Mis à part ces indications un peu vagues, les autres cartes n'ont rien de spécifique. Ce sont de cartes classiques avec un dos à carreaux verts. Il doit y avoir eu deux couleurs puisque certains jeux comportent des dos rouges à carreaux. Elles mesurent 4,5 cm de hauteur et 3,2 de largeur. Le roi de coeur, c'est bien entendu Mickey qui est accompagné de sa reine Minnie et du valet Dingo (Goofy).
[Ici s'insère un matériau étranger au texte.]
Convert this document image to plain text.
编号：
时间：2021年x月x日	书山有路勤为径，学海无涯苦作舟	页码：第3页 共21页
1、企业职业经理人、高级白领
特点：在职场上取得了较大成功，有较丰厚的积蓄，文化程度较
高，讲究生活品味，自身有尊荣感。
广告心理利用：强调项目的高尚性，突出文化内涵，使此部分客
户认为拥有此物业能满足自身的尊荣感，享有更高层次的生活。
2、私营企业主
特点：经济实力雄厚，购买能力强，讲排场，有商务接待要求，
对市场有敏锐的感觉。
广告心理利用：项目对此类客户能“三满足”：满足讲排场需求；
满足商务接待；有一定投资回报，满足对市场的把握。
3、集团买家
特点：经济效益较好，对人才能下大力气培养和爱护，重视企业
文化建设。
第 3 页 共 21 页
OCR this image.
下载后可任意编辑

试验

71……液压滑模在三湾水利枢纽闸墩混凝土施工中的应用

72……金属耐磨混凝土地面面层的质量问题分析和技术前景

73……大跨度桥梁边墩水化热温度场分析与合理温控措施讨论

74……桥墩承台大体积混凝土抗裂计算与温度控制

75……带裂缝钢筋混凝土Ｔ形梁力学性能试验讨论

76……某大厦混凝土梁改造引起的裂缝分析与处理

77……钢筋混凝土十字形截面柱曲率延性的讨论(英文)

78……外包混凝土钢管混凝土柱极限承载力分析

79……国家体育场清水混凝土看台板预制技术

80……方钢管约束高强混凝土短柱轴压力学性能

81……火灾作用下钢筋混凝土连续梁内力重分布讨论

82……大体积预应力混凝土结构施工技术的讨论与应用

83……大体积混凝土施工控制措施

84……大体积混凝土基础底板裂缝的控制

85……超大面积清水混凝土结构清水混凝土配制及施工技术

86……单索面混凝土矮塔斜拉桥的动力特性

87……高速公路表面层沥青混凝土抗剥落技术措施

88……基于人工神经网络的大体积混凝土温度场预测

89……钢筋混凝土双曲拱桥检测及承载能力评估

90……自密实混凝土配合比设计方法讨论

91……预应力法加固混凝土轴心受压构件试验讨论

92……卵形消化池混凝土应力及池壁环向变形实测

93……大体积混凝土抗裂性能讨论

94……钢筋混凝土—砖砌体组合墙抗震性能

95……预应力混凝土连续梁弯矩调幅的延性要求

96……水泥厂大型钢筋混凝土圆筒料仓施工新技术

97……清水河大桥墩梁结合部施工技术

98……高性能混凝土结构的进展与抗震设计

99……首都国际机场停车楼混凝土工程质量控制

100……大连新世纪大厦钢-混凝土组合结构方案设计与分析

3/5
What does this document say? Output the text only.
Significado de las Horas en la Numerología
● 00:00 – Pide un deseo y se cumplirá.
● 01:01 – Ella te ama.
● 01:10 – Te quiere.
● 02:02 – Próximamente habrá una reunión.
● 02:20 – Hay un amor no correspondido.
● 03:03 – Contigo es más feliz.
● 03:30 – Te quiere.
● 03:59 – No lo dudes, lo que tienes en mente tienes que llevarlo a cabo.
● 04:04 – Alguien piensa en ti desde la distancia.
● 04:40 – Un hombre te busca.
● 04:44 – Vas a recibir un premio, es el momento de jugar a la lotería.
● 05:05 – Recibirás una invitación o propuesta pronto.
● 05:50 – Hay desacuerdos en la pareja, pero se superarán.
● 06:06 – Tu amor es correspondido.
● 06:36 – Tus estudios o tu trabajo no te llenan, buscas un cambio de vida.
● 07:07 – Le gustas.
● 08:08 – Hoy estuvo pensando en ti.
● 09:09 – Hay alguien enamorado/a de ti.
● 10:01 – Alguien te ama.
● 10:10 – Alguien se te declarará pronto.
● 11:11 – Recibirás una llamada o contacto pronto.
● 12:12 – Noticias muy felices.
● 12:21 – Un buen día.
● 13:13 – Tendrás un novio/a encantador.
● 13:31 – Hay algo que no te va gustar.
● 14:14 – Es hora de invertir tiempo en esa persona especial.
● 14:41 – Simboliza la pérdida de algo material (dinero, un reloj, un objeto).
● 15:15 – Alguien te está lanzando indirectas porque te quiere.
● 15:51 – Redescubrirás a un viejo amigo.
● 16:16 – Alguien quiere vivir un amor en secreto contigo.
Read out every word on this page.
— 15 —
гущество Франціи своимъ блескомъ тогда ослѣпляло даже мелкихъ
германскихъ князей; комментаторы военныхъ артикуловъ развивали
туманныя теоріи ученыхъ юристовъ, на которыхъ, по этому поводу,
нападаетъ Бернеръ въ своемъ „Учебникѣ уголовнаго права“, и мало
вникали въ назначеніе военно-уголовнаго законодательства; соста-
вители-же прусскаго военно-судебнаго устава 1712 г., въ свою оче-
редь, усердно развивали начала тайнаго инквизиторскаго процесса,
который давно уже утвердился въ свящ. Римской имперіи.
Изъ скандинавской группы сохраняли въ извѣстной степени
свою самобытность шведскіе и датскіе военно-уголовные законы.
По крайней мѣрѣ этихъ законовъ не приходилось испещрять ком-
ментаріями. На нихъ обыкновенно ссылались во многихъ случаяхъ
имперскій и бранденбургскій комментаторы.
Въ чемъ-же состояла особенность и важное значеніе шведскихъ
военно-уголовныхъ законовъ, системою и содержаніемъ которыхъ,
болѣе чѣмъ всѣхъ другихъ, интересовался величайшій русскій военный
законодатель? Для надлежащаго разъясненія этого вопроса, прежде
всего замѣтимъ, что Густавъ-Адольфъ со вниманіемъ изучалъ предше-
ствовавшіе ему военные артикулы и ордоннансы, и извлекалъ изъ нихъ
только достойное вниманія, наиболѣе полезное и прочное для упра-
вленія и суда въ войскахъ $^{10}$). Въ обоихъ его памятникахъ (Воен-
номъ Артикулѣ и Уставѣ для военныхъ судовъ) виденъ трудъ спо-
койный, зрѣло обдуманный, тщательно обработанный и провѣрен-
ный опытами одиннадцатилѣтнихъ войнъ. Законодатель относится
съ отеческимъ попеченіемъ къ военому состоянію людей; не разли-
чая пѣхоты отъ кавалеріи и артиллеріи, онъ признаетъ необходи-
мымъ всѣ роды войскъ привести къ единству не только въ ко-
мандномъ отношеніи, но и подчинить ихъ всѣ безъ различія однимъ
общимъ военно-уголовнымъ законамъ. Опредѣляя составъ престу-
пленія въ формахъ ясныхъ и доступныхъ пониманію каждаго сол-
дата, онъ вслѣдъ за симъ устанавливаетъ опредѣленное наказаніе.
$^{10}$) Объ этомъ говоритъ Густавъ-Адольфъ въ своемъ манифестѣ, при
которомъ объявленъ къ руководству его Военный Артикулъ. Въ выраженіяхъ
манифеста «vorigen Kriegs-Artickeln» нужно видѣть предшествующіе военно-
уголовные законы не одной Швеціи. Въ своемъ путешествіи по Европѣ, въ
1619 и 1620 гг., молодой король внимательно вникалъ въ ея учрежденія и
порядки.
Le roi de carreau, c'est le plus pingre des héros, Oncle Picsou (Uncle Scrooge), la reine, c'est Daisy Duck et le valet, Donald. Quant aux personnages de pique, ils sont trois méchants: le roi, Pat Hibulaire (Pete), la reine, la sorcière Miss Tick et le valet, l'un des Rapetou, le 808 (Beagle Boy). Pour les trèfles, le roi, c'est Horace Horsecollar, la reine, Clarabelle Cow et le valet,... eh bien, je sèche, c'est un chien anthropomorphisé plutôt chauve mais portant de grosses rouflaquettes. 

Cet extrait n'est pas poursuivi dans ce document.